Так продолжалось около часа. Батальон продвигался вперед, медленно, с остановками, но все-таки отвоевывал версту за верстой голой каменистой равнины. Назимка ехал верхом в центре каре, чуть опережая упряжку, тащившую первое орудие. Конные толпы, вившиеся вокруг квадрата, выстроенного егерями, его не смущали. Восемь сотен русских солдат составляли такую силу, с которой можно было пройти насквозь весь Карабах. А им нужно было только одолеть еще верст пятнадцать на плоскости, спуститься к речке Ах-Кара-Чай. На другом берегу речушки, он знал наверное, начнется лесистый склон, куда конница за ними идти побоится. Его же егеря уже дрались в горах и с акушинцами, и с чеченцами, умели двигаться меж деревьев и «веревками», и двойками, не терялись, оставшись и в одиночестве. Главным противником своим подполковник Назимка считал солнце, что жарило сверху совершенно безжалостно, не опасаясь ни пуль русских, ни штыков, ни картечи, ни ядер. А в союзниках у светила, батальонный чувствовал это сам, были последствия суточного загула. Назимка расстегнул ворот, достал из кармана скомканный, нечистый платок и наскоро обтер лицо, затылок и шею. Сколько им еще оставалось ползти такой черепахой – часа полтора, два? А там вода, быстрая, ледяная, а за ней спасительная тень дикой чащи. Продержимся и успеем, решил он.

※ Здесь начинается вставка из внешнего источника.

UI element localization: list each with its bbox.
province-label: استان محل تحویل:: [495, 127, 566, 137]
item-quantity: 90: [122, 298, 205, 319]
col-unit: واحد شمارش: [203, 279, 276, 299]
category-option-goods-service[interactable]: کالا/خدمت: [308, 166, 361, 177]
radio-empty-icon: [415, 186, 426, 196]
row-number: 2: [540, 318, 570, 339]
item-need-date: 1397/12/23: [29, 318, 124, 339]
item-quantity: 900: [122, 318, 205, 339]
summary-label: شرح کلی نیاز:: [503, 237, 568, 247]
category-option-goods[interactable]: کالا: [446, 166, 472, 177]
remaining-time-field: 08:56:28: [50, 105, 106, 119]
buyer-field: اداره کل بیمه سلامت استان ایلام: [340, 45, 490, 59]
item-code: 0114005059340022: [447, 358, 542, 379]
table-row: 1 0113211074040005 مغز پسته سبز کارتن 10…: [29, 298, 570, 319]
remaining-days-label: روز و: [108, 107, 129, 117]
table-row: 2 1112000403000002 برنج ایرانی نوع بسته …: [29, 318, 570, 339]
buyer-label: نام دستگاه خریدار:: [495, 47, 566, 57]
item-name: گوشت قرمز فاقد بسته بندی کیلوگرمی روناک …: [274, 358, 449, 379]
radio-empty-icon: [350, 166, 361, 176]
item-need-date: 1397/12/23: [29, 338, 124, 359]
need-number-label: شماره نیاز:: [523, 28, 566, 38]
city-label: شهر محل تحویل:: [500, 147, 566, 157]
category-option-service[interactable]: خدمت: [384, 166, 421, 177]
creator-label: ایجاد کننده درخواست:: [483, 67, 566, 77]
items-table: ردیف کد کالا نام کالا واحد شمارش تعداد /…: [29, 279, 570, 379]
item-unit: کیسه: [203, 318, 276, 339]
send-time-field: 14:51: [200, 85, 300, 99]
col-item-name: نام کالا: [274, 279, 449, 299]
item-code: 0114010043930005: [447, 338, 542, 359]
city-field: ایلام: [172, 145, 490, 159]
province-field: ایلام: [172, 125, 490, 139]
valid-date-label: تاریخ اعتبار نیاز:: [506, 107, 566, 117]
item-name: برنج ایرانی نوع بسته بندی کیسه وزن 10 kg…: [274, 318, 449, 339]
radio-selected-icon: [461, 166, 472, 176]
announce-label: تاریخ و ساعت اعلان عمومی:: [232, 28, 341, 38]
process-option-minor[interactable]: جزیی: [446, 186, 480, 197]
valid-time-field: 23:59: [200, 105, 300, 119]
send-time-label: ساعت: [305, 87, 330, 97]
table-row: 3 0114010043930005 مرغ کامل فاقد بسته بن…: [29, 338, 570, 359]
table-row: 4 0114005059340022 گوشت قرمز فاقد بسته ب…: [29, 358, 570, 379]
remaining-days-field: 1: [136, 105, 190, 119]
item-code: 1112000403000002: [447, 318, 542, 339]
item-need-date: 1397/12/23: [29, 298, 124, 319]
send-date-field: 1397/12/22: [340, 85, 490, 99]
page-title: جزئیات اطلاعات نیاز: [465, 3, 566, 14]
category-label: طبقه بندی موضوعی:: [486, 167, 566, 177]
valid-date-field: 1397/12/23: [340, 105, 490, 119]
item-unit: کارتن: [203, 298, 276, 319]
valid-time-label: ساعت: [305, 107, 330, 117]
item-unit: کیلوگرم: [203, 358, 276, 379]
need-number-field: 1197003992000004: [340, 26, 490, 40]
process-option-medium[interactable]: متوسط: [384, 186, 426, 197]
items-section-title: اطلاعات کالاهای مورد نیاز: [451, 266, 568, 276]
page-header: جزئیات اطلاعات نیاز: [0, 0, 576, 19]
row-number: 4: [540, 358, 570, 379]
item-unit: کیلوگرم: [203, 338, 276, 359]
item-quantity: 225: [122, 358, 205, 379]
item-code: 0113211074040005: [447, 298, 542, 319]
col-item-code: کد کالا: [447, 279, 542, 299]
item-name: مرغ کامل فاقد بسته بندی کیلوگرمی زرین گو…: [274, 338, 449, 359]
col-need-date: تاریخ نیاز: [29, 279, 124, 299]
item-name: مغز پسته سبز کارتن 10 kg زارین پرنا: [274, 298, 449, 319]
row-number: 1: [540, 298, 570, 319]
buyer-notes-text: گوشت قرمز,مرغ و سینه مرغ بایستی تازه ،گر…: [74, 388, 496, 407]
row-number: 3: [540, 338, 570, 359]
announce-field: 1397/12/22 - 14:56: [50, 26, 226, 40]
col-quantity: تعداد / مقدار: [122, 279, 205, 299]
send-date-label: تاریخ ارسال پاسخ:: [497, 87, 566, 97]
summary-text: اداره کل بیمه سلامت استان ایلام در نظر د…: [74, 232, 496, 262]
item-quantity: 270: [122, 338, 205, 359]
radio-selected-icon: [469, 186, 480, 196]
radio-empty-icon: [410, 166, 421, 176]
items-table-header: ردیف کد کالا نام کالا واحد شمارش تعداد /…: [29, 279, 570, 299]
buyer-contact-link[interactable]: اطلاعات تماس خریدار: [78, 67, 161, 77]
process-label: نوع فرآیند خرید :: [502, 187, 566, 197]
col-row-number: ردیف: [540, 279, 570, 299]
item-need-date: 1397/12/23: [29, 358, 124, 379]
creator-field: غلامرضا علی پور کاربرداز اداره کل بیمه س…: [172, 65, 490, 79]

– Ваше благородие, – окликнул его встревоженно штабс-капитан Лебедев; артиллерийский офицер ехал тоже верхом и дальше. – Взгляните назад, пожалуйста. Что за новая сила валит!

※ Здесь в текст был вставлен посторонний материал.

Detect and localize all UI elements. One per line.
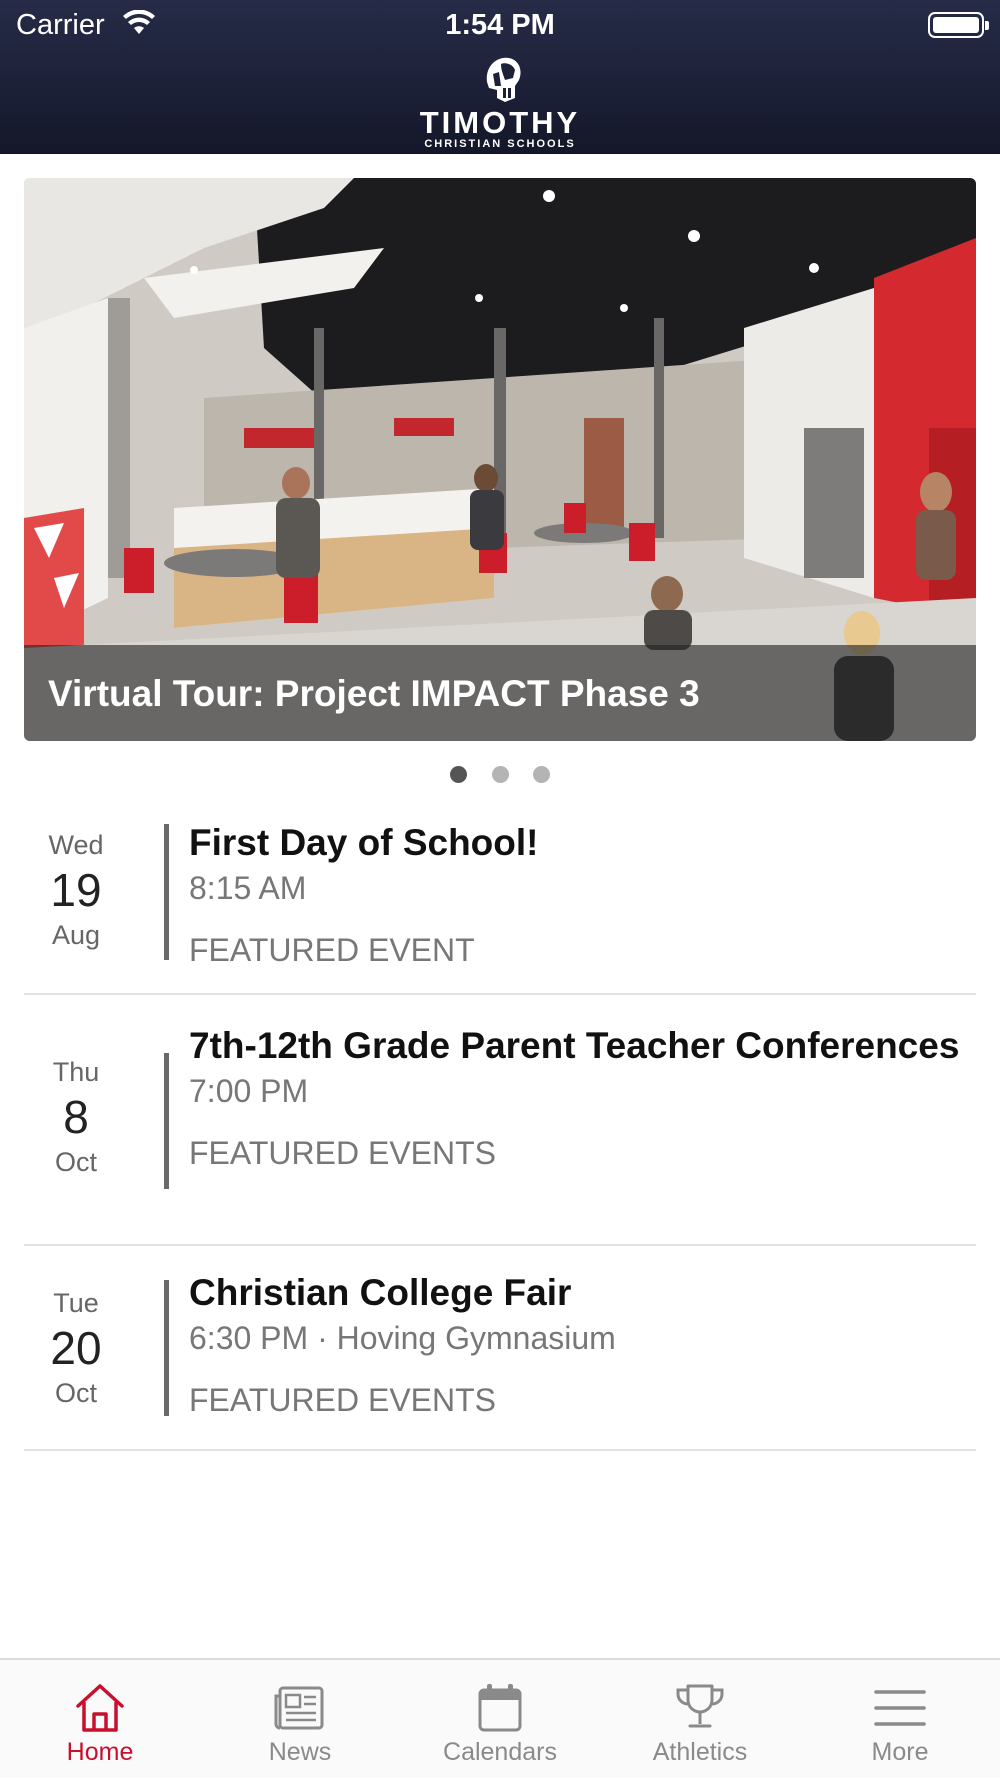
newspaper-icon <box>274 1686 324 1730</box>
event-day: 20 <box>50 1322 102 1374</box>
calendar-icon <box>478 1684 522 1732</box>
event-date: Tue 20 Oct <box>24 1286 128 1410</box>
tab-athletics[interactable]: Athletics <box>600 1660 800 1780</box>
carousel-caption: Virtual Tour: Project IMPACT Phase 3 <box>48 673 700 714</box>
status-bar: Carrier 1:54 PM <box>0 0 1000 50</box>
tab-label: More <box>871 1738 929 1766</box>
tab-label: Athletics <box>652 1738 748 1766</box>
status-time: 1:54 PM <box>445 9 555 41</box>
event-details: Christian College Fair 6:30 PM · Hoving … <box>189 1270 966 1420</box>
event-date: Thu 8 Oct <box>24 1055 128 1179</box>
trophy-icon <box>676 1684 724 1728</box>
event-details: 7th-12th Grade Parent Teacher Conference… <box>189 1023 966 1173</box>
event-row[interactable]: Thu 8 Oct 7th-12th Grade Parent Teacher … <box>24 995 976 1246</box>
tab-label: News <box>268 1738 332 1766</box>
event-divider <box>164 824 169 960</box>
event-category: FEATURED EVENTS <box>189 1382 496 1418</box>
menu-icon <box>874 1690 926 1726</box>
tab-label: Home <box>66 1738 134 1766</box>
event-day: 8 <box>63 1091 89 1143</box>
event-title: First Day of School! <box>189 822 539 863</box>
event-month: Aug <box>51 920 101 950</box>
tab-news[interactable]: News <box>200 1660 400 1780</box>
featured-carousel-slide[interactable]: Virtual Tour: Project IMPACT Phase 3 <box>24 178 976 741</box>
bottom-tab-bar: Home News Calendars Athletics More <box>0 1658 1000 1778</box>
event-details: First Day of School! 8:15 AM FEATURED EV… <box>189 820 966 970</box>
event-time: 8:15 AM <box>189 870 307 906</box>
event-month: Oct <box>54 1378 97 1408</box>
event-day: 19 <box>50 864 102 916</box>
carousel-dot-1[interactable] <box>450 766 468 783</box>
carousel-dot-2[interactable] <box>491 766 509 783</box>
school-logo: TIMOTHY CHRISTIAN SCHOOLS <box>0 52 1000 150</box>
event-weekday: Wed <box>48 830 104 860</box>
event-divider <box>164 1280 169 1416</box>
event-title: Christian College Fair <box>189 1272 572 1313</box>
event-weekday: Thu <box>52 1057 100 1087</box>
carousel-dot-3[interactable] <box>532 766 550 783</box>
event-month: Oct <box>54 1147 97 1177</box>
tab-more[interactable]: More <box>800 1660 1000 1780</box>
event-time: 7:00 PM <box>189 1073 309 1109</box>
battery-icon <box>928 12 989 38</box>
event-weekday: Tue <box>53 1288 99 1318</box>
carousel-caption-overlay: Virtual Tour: Project IMPACT Phase 3 <box>24 645 976 741</box>
logo-title: TIMOTHY <box>419 105 581 140</box>
event-row[interactable]: Tue 20 Oct Christian College Fair 6:30 P… <box>24 1246 976 1451</box>
event-category: FEATURED EVENT <box>189 932 475 968</box>
event-category: FEATURED EVENTS <box>189 1135 496 1171</box>
carousel-page-indicator[interactable] <box>0 766 1000 786</box>
titan-helmet-icon <box>486 57 521 102</box>
tab-home[interactable]: Home <box>0 1660 200 1780</box>
event-divider <box>164 1053 169 1189</box>
tab-label: Calendars <box>443 1738 557 1766</box>
event-time: 6:30 PM · Hoving Gymnasium <box>189 1320 616 1356</box>
event-date: Wed 19 Aug <box>24 828 128 952</box>
logo-subtitle: CHRISTIAN SCHOOLS <box>424 138 576 150</box>
event-title: 7th-12th Grade Parent Teacher Conference… <box>189 1025 960 1066</box>
event-row[interactable]: Wed 19 Aug First Day of School! 8:15 AM … <box>24 806 976 995</box>
tab-calendars[interactable]: Calendars <box>400 1660 600 1780</box>
home-icon <box>76 1684 124 1732</box>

Назимка повернулся в седле и охнул от изумления. Из горла ущелья, которое они оставили часа полтора назад, выкатывались на плоскость сотни и сотни всадников. Он схватился за трубу, навел и застыл.
– Персы! – крикнул он наконец, приходя в себя. – Господа офицеры, это противник! К бою!

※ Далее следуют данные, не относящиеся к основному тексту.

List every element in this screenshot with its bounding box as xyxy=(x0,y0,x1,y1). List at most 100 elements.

Батальон Назимки догнал передовой отряд персидской армии. Сам Аббас-Мирза быстро двигался на Шушу, но лазутчики доложили ему, что туда же направляется сильный отряд русских. Наследник тут же решился, как писал после отцу, «атаковать отряд сей и наперед предать оный снедению блистательного меча нашего». Командующим послал одного из лучших своих военачальников – Амир-хана. Старый воин перевалил за середину седьмого десятка, бросил уже вести счет сражениям, из которых выходил без особенного урона, и только каждый день удивлялся тому, что еще жив, видит солнце и слышит, как грохочут за спиной копыта его отчаянной конницы. Он взял две тысячи всадников, посадил за спину каждому сарбаза. С ним отправились четыре орудия, а в придачу один английский инструктор, знаменитый своей улыбкой и искусством обращения с пушками.
Ричард Кемпбелл показал, куда поставить орудия, а пока топчи суетились, исполняя его приказания, разглядывал боевые порядки русских. Они стояли правильным, ровным квадратом, готовые встретить атакующих и пулями, и штыками. Он сомневался, что прямая атака даст существенный результат. Даже пехота персидская оставалась всего лишь ордой: азартной, жестокой, но нестройной и нестойкой, как все другие туземные армии. И сейчас оба полка, что конный, что пеший, ринулись едва ли не наперегонки, торопясь успеть первыми к добыче, казалось бы, уже загнанной и ожидающей смертного часа. А русские, заметил Дик Кемпбелл, уже развернули орудия, не снимая их с передков, и спокойно ожидали совершенно неподготовленную атаку.